Obamacare Vs. Obamascare: Will Health Care Swing the Election?

Romney wins a rallying cry; now he has to hope people care.

Updated: June 28, 2012 | 2:11 p.m.
June 28, 2012 | 11:19 a.m.

President Obama and his Republican challenger Mitt Romney both sounded off shortly after Thursday's Supreme Court ruling. (AP Photos)

How badly can Mitt Romney scare Americans about “Obamacare”? And could the presidential election hinge on the answer? These are the questions the Supreme Court provoked when it handed President Obama a huge victory on his signature domestic achievement, the Affordable Care Act.

In the big picture, Obama keeps his health care law and the policies on which he expended so much political capital. Equally if not more important, he avoids a blow that would have weakened him as a leader and made him more vulnerable to defeat this fall. A constitutional law lecturer whose major legacy was declared unconstitutional?

Obama will not have to endure late-night jokes or political ads to that effect. He does lose a chance to run against the Supreme Court, but that’s always a risky proposition and is more than offset by the vindication made possible by the tie-breaking vote of Chief Justice John Roberts.

Mitt Romney and the Republicans have lost something more important -- one of the key issues with which they have been trying to paint Obama as a failed president. What they have left, and it’s no small thing, is a rallying cry to motivate conservatives.

“The last chance to repeal the Obamacare legislation lies with the election of Mitt Romney. So you would expect it to be a shot in the arm to the base,” said a GOP strategist.

Steven Law, CEO of the conservative advocacy group American Crossroads, predicted that the decision “will drive Republican voter intensity sky-high.” There was immediate evidence of that, both in the money Romney started to rake in and the rhetoric coming out of conservative groups.

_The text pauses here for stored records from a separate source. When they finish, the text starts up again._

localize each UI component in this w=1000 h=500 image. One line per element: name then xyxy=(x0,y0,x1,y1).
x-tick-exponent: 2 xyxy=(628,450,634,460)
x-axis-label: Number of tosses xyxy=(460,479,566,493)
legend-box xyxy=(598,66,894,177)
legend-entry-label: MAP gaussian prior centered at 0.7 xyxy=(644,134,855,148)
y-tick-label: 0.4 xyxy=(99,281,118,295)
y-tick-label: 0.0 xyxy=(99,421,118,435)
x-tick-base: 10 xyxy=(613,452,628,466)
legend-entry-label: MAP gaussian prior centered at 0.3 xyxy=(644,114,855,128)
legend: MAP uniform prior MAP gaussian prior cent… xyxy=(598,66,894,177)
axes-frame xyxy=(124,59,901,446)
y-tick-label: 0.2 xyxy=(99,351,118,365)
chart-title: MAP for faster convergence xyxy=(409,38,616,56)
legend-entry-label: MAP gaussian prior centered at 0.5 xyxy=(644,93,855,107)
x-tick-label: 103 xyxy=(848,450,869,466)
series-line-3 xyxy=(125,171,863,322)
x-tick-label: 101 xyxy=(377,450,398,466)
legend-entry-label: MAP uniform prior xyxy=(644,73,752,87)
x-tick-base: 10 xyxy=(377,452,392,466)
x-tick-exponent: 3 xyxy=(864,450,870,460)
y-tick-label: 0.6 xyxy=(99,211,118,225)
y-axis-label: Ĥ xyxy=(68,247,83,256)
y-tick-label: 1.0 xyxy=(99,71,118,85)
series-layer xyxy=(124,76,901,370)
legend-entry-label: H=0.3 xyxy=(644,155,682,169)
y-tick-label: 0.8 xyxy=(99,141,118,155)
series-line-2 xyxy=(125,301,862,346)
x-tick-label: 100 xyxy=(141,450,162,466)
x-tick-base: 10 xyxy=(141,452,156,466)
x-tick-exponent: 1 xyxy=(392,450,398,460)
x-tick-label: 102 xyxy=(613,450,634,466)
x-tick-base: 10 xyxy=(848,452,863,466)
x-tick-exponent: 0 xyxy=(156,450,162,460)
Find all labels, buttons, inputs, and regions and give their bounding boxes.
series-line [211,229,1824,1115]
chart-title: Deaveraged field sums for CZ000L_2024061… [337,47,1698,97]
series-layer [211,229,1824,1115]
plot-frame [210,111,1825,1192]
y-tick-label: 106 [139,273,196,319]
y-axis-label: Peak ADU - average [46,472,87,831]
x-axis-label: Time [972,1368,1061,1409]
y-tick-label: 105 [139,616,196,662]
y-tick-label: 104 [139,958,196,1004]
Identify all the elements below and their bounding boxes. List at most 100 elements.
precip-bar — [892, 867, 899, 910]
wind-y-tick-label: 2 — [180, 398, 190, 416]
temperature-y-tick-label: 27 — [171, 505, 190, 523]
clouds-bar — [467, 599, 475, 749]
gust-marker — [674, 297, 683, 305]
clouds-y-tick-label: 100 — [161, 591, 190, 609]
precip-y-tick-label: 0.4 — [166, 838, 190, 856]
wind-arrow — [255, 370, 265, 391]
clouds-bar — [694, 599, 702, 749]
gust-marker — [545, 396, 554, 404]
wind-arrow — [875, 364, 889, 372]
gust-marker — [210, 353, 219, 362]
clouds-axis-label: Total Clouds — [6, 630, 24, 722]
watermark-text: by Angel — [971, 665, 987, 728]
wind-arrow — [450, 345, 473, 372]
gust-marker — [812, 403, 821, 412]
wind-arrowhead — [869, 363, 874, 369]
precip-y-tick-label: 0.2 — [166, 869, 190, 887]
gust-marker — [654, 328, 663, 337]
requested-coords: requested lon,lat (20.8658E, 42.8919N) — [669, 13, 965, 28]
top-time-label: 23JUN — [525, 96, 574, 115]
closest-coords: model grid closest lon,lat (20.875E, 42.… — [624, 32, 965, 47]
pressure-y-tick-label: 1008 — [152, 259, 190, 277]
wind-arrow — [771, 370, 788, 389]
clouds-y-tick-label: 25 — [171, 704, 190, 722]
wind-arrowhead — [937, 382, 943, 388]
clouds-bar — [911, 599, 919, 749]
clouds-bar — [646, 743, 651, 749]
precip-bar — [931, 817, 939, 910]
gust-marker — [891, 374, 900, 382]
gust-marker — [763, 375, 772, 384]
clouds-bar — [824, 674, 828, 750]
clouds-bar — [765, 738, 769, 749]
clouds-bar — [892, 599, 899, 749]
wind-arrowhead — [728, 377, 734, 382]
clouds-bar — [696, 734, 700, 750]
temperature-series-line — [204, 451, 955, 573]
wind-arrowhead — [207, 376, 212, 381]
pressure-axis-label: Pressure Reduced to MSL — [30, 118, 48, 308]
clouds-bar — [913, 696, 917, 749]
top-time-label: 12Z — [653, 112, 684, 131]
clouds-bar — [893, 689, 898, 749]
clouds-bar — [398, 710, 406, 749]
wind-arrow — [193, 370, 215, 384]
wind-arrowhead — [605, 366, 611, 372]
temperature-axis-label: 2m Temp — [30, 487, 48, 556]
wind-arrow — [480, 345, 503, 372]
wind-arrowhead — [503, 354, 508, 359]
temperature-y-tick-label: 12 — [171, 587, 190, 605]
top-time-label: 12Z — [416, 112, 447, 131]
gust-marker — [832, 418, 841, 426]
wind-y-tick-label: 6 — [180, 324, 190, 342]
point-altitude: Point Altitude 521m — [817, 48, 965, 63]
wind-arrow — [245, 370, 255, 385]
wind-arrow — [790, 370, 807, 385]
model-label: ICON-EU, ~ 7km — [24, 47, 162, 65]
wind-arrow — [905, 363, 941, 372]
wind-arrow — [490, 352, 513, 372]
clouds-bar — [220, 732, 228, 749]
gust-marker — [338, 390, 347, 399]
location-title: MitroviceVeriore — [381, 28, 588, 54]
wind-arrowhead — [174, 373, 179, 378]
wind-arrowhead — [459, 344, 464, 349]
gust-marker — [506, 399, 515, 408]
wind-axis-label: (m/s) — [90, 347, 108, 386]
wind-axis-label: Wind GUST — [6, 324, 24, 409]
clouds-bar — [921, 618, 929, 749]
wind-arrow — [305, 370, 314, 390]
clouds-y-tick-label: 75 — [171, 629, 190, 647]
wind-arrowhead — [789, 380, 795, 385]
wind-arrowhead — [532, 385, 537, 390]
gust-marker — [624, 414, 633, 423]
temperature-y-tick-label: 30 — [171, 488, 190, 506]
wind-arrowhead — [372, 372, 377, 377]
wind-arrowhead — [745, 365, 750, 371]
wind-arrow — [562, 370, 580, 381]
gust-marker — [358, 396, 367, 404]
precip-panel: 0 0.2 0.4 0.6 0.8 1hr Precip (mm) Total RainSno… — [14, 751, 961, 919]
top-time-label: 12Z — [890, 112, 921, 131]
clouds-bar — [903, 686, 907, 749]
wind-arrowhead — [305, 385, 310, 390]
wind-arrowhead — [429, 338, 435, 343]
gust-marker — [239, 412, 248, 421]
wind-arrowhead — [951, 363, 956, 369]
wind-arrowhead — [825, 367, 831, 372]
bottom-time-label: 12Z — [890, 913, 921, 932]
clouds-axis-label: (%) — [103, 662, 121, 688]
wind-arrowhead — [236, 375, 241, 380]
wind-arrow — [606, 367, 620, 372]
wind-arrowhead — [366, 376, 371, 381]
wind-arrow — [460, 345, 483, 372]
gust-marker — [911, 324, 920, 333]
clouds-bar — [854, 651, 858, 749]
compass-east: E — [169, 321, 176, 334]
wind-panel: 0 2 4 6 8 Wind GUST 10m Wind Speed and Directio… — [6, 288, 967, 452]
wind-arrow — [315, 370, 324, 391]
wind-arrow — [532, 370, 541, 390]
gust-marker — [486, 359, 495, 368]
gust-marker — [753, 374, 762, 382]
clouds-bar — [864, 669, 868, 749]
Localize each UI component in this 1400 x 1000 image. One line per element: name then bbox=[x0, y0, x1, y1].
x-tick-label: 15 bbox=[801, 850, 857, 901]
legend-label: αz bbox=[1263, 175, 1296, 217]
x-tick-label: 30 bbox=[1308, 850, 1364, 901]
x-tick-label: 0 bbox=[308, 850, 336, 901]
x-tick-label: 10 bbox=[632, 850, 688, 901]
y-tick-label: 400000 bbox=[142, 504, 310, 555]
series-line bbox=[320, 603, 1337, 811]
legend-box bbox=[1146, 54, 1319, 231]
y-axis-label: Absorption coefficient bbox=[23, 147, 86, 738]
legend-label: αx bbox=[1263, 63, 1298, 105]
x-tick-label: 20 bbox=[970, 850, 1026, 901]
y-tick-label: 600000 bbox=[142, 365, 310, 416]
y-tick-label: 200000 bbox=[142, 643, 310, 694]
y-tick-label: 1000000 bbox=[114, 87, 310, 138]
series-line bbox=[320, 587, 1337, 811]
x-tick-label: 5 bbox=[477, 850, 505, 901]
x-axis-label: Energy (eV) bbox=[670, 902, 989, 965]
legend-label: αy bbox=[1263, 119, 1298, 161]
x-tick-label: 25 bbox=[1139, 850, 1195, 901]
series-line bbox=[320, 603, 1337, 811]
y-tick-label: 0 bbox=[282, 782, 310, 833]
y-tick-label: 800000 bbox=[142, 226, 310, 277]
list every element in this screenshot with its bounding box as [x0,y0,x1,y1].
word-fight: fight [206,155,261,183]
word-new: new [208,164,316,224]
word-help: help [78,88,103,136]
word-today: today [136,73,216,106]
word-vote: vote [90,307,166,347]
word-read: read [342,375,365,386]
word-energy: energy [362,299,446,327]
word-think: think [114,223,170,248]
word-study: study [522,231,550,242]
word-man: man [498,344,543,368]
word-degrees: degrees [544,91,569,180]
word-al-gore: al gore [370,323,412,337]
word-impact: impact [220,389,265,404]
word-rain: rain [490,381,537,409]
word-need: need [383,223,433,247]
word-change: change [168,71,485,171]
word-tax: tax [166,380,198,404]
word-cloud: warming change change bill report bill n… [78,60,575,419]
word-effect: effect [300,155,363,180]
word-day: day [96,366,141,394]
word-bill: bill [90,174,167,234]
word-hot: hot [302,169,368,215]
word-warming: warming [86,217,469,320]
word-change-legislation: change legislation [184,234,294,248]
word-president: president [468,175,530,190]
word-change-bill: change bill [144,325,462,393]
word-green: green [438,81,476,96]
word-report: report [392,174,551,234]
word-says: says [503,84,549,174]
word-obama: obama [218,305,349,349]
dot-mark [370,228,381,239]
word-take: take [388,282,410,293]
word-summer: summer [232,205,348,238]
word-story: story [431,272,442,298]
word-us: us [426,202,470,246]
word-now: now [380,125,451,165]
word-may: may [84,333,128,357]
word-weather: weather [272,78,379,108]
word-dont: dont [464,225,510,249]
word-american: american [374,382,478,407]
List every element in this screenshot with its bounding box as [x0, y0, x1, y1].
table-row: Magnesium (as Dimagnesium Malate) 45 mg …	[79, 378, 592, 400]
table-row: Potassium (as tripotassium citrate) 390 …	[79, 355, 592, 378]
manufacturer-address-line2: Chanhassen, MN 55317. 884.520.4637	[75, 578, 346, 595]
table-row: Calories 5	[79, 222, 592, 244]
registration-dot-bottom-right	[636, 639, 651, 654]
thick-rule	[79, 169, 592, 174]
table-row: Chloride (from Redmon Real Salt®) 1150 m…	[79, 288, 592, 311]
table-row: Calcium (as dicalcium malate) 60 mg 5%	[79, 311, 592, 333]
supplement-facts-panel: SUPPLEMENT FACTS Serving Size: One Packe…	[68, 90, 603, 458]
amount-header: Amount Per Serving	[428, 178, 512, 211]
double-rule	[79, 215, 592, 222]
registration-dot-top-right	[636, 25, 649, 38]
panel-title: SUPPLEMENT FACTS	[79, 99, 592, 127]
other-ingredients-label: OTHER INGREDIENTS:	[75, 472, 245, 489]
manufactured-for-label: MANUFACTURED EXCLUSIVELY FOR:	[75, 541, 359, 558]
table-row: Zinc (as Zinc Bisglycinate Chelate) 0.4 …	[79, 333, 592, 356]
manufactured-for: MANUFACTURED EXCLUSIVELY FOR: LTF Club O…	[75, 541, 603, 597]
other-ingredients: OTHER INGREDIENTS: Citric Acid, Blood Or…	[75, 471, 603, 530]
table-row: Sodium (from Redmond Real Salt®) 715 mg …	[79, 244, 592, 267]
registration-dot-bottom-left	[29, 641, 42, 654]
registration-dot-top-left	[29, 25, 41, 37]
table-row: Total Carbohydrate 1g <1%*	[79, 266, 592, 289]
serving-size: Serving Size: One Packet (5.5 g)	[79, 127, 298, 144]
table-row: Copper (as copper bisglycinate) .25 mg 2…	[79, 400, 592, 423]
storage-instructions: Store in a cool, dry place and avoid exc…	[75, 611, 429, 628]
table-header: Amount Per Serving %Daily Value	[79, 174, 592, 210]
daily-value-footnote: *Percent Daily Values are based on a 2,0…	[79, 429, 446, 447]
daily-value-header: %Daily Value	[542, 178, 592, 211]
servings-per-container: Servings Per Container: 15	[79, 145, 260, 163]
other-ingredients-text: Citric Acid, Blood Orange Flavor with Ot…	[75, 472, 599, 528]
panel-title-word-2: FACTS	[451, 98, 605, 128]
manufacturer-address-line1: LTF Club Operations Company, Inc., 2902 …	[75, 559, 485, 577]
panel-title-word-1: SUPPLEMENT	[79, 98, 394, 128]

The family-values group Concerned Women for America said it was “outraged” by the justices’ decision and declared, “Shame on them!”

Romney and Obama, reacting to the decision, sounded like they were talking about two entirely different laws. Perhaps to compensate for having signed into law in Massachusetts the forerunner of what the GOP derisively calls “Obamacare,” Romney has been hyper-aggressive about the need for federal repeal, starting with waivers for all 50 states on Day One of his presidency. It may have been held constitutional, he said on Thursday, but it’s still bad policy and bad law. Vote for Obama, he said, if you want to have “a larger and larger government, more and more intrusive in your life, separating you and your doctor.”

Obama acknowledged the law was not popular, but said he pushed it because “I believed it was good for the country.” With the eyes of the nation on him, and the uncertain future of the law resolved -- at least until such time as there’s a Republican House, Senate, and president -- Obama made a rare high-profile pitch for how the law will help make insurance more affordable, more secure, and available to millions more people.

Rhetoric like Romney’s proved massively effective for Republicans in the 2010 midterm elections. That was partly because people were turned off by the wheeling and dealing that got the health care law passed. But there were other factors, including Obama’s failure to explain or sell the law in a major way, and the overriding reality of a painful economy.

It’s a pretty sure bet that most people, pro or con, aren’t going to change their minds about this law until it’s been in effect for years and they can see how it affects them personally. Furthermore, it’s likely that the still-slow economy will move back to center stage after this supercharged week. Obama and Romney have framed the Obamacare argument, but they may be talking into the wind.  

Conservatives, meanwhile, have a long summer to contemplate a week in which a conservative court -- and Roberts in particular -- confounded them twice by upholding federal authority over states and individuals: first by striking down most of Arizona’s tough immigration law and then on Thursday with this.

Clearly, Republicans had widely assumed that the Court would throw out the law, or at least its individual mandate requiring most people to buy health insurance. Romney speculated this week that people weren’t "sleeping real well" at the White House and said it was a “moral failure” for Obama to pursue health care reform amid a recession.

House Speaker John Boehner, meanwhile, advised his members in advance not to “spike the ball.” Republican strategist John Feehery, a former Capitol Hill leadership aide, said that was wise counsel but “premature. … That was counting your chickens before they hatched.”

Two hours before the Court's decision, Obama's campaign manager, Jim Messina, sent out a fundraising e-mail saying that no matter what happened, “today is an important day to have Barack Obama’s back.” Few predicted that the Roberts Court would be among those having his back.